The report — unlike a previous study of the riot that was released to the public — was more critical of the Nebraska Department of Corrections, and suggested that the Tecumseh facility hold less-dangerous inmates because of its rural location and less-experienced staff.

The existence of the report came to light earlier this week, during testimony at a trial concerning the Mother’s Day riot, which left two inmates dead and more than $2 million in damage.

It was not immediately clear why the report hadn’t been released to the public back in 2015. Also unclear was why it hadn’t been shared as part of the discovery process prior to this week’s trial concerning the 2015 riot. The trial involved claims by a Tecumseh inmate, John Wizinsky, that the state was negligent in not protecting inmates during the melee.

During the riot, inmates took over large areas of the prison for 10 hours, setting fires, assaulting other inmates and trapping prison staff in four locations. A staff “hit list” was written on a prison wall during the riot. Armed riot response teams eventually rescued the trapped staff and took control.

The newly released report was done by Dan Pacholke of the Washington State Department of Corrections and Bert Useem, a national authority on prison riots from Purdue University. It said that the prison was understaffed by four positions on the day of the 2015 riot. When the riot broke out in the yard, the report said, the staff was quickly overwhelmed, allowing a single incident to grow into a prison-wide riot.

While a previous report said the riot occurred as “a matter of chance,” Pacholke and Useem attributed it to several pre-riot conditions.

“In our view, a conjuncture of several conditions primed the institution for rebellion,” the 12-page report stated. “The prison was under stress; inmates were unsettled; the ‘barometric pressure’ was high and rising. When the initial resistance took place, this stress permitted small acts of resistance to expand rapidly …”

The report cited several pre-riot conditions for fomenting the violence:

» The co-location of protective custody inmates (who are supposed to be kept separate from other inmates) next to maximum-security offenders.

» An estimated 47 percent of the prison’s population were gang members, and during the riot it appeared that the Bloods and Surenos gangs worked in coordination to take over portions of the facility. Better management of gangs was recommended.

» Inmates were upset over perceived “tightening of the screws” on their time in recreational yards, and felt that a “wellness league” that was formed as a reward for good behavior was unfairly administered.

» An ideology of “rebellion” had formed among inmates, in part due to recent demonstrations in Ferguson, Missouri, over shootings by police, and because of a belief that a riot would result in resignations of “bad” staff.

» A day before the riot, a disturbance involving several fights had broken out at another Nebraska prison, the State Penitentiary in Lincoln.

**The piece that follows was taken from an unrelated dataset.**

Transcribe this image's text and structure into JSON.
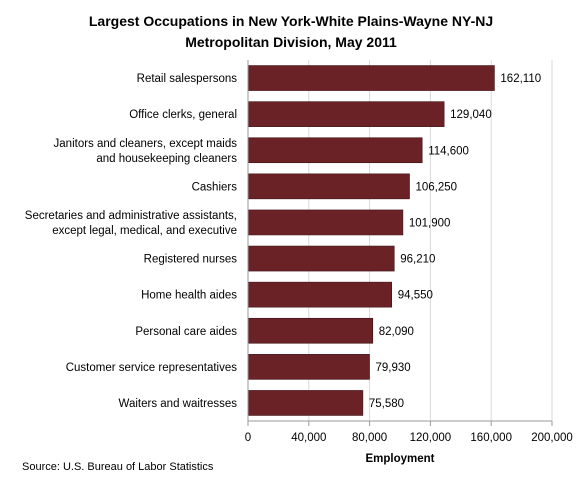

Some of those inmates were transferred to Tecumseh. “Defiance was in the air,” the report said. In addition, inmates were upset because of revelations, first reported by The World-Herald, that dozens of inmate sentences had been miscalculated. Some inmates had to be returned to prison to finish their rightful sentences, which “damaged the credibility” of the agency among inmates, the report said.

Among the recommendations by Pacholke and Useem were that Tecumseh increase activities and programs, to decrease idle time among inmates, and make a greater commitment to establishing relationships between inmates and caseworkers. The facility, they suggested, should house lower-custody inmates — rather than its mix of maximum- and medium-security inmates — because its staff is less experienced. Higher pay and other incentives should be provided to hire and retain staff at the rural prison, they also recommended.

A month after the riot, a report headed up by Tomas Fithian, a security manager with the Washington state prison system, concluded that too many inmates had been let out of their housing units to obtain medications on the day of the riot, and staff were out-numbered and ill-equipped to maintain control.

When the initial assault occurred, 14 corrections officers were trying to manage 350-plus inmates. The inmates refused orders despite two warning shots from an armed guard in a tower.